Without this change, libFuzzer does not account for REDUCED inputs
during -merge, if the larger of two equivalent inputs resides in the output
corpus directory. A user may overcome this limitation by creating an empty
directory for the merge output corpus, as libFuzzer does prefer smaller units
when merging corpora from the other dirs. However, that way libFuzzer will not
provide useful incremental stats (such as `X new files with Y new features
added; Z new coverage edges`) to the user.
This change aims to close that gap and make `-merge=` process overwrite the
existing units in the output corpus directory if a shorter unit from any other
corpus dir gives the same coverage. The high level idea is the following:
1: Emit `SIGNATURE` value for every unit in the merge control file. The value is
calculated as a hash of all coverage edges and features for a given unit. By
using a hash we do not significantly increase the size of the merge control
file and also avoid numerous comparisons of arrays of numbers.
2: During the actual merge process, we map all the signatures for the units in
the output corpus directory to the corresponding file names and sizes. Then,
when looping through the rest of the units, we check if any of them has a
signature value matching any of the signatures in the output corpus dir, and,
if yes, we record a pair of file names to be returned to the `FuzzerDriver`.
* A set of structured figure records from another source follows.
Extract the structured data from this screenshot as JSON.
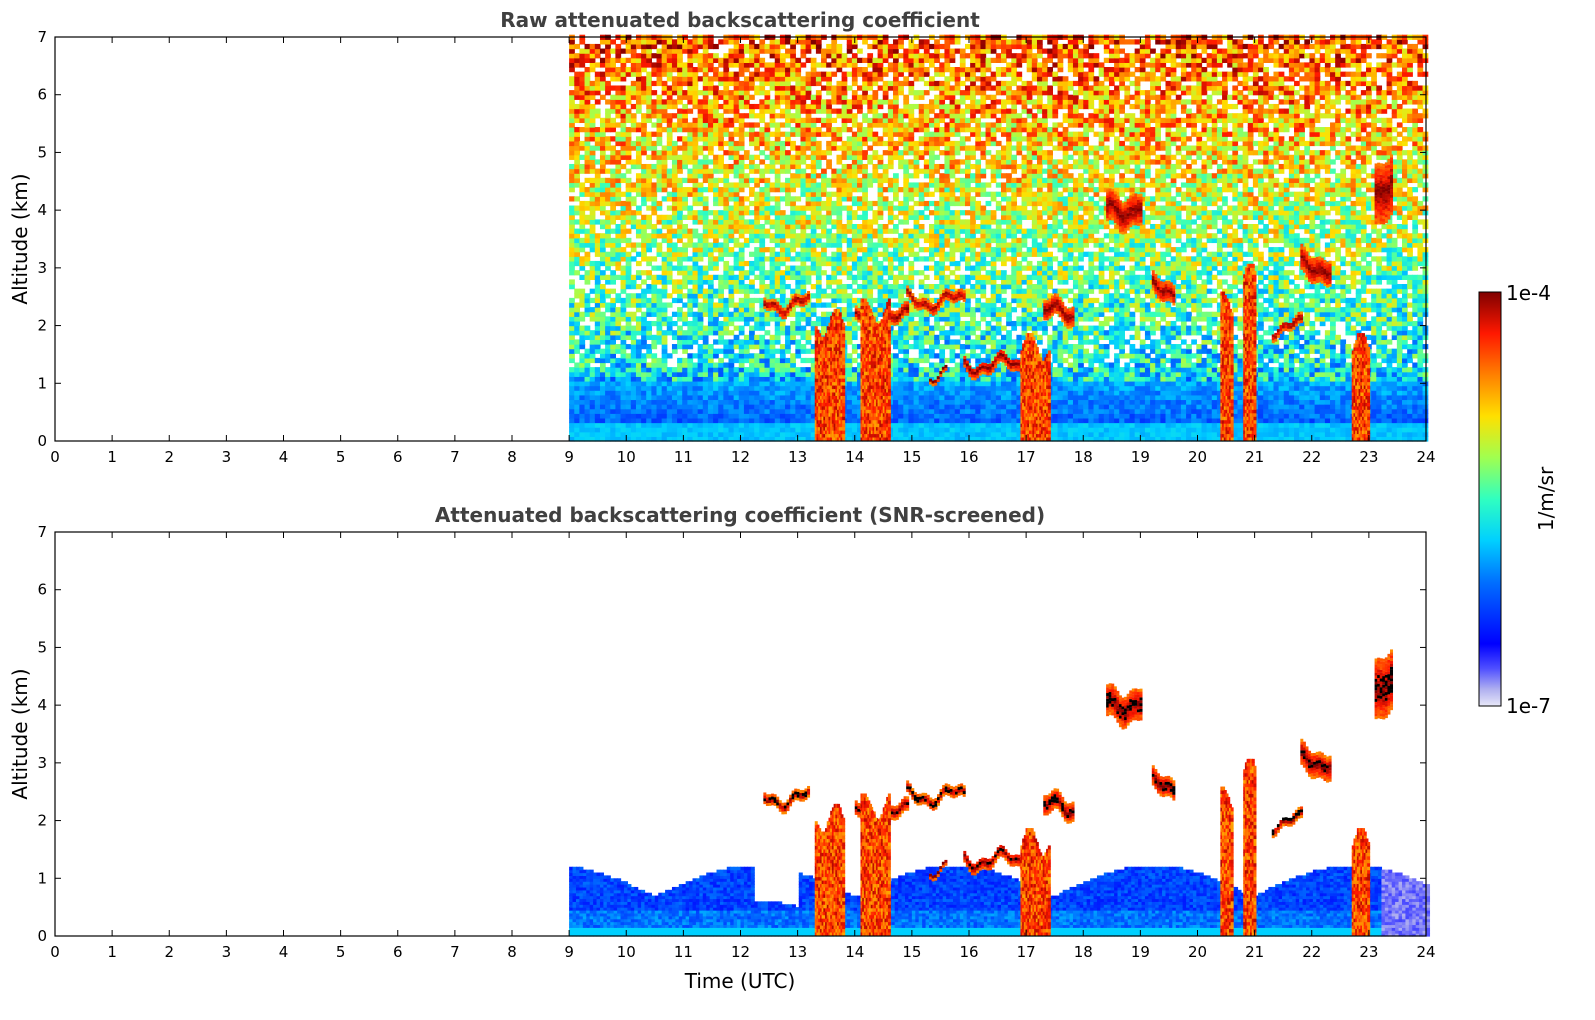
{
  "chart_data": [
    {
      "type": "heatmap",
      "title": "Raw attenuated backscattering coefficient",
      "xlabel": "",
      "ylabel": "Altitude (km)",
      "xlim": [
        0,
        24
      ],
      "ylim": [
        0,
        7
      ],
      "xticks": [
        0,
        1,
        2,
        3,
        4,
        5,
        6,
        7,
        8,
        9,
        10,
        11,
        12,
        13,
        14,
        15,
        16,
        17,
        18,
        19,
        20,
        21,
        22,
        23,
        24
      ],
      "yticks": [
        0,
        1,
        2,
        3,
        4,
        5,
        6,
        7
      ],
      "data_start_time": 9,
      "noisy_background": true,
      "cloud_layers": [
        {
          "t0": 12.4,
          "t1": 13.2,
          "alt": 2.35,
          "thick": 0.15
        },
        {
          "t0": 14.0,
          "t1": 14.9,
          "alt": 2.1,
          "thick": 0.2
        },
        {
          "t0": 14.9,
          "t1": 15.9,
          "alt": 2.4,
          "thick": 0.15
        },
        {
          "t0": 15.3,
          "t1": 15.6,
          "alt": 1.15,
          "thick": 0.1
        },
        {
          "t0": 15.9,
          "t1": 17.0,
          "alt": 1.3,
          "thick": 0.2
        },
        {
          "t0": 17.3,
          "t1": 17.8,
          "alt": 2.2,
          "thick": 0.3
        },
        {
          "t0": 18.4,
          "t1": 19.0,
          "alt": 4.0,
          "thick": 0.5
        },
        {
          "t0": 19.2,
          "t1": 19.6,
          "alt": 2.6,
          "thick": 0.3
        },
        {
          "t0": 21.3,
          "t1": 21.8,
          "alt": 1.95,
          "thick": 0.15
        },
        {
          "t0": 21.8,
          "t1": 22.3,
          "alt": 3.0,
          "thick": 0.4
        },
        {
          "t0": 23.1,
          "t1": 23.4,
          "alt": 4.3,
          "thick": 1.0
        }
      ],
      "precip_columns": [
        {
          "t0": 13.3,
          "t1": 13.8,
          "top": 2.0
        },
        {
          "t0": 14.1,
          "t1": 14.6,
          "top": 2.2
        },
        {
          "t0": 16.9,
          "t1": 17.4,
          "top": 1.6
        },
        {
          "t0": 20.4,
          "t1": 20.6,
          "top": 2.3
        },
        {
          "t0": 20.8,
          "t1": 21.0,
          "top": 2.8
        },
        {
          "t0": 22.7,
          "t1": 23.0,
          "top": 1.6
        }
      ]
    },
    {
      "type": "heatmap",
      "title": "Attenuated backscattering coefficient (SNR-screened)",
      "xlabel": "Time (UTC)",
      "ylabel": "Altitude (km)",
      "xlim": [
        0,
        24
      ],
      "ylim": [
        0,
        7
      ],
      "xticks": [
        0,
        1,
        2,
        3,
        4,
        5,
        6,
        7,
        8,
        9,
        10,
        11,
        12,
        13,
        14,
        15,
        16,
        17,
        18,
        19,
        20,
        21,
        22,
        23,
        24
      ],
      "yticks": [
        0,
        1,
        2,
        3,
        4,
        5,
        6,
        7
      ],
      "data_start_time": 9,
      "noisy_background": false,
      "boundary_layer_top": 1.2
    }
  ],
  "colorbar": {
    "label": "1/m/sr",
    "max_label": "1e-4",
    "min_label": "1e-7",
    "scale": "log",
    "range": [
      1e-07,
      0.0001
    ],
    "colormap": "jet"
  }
}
3: In current implementation, the `FuzzerDriver` goes through the vector of file
pairs and does file replacing. A potential improvement here might be to
combine both `NewFiles` and `ReplacedFiles` into a single vector containing
pairs of file names. For `NewFiles`, the destination file name will be empty.
The test change is a bit not so obvious, as it is very easy to trigger a "new"
signal from value profiling when dealing with a few inputs.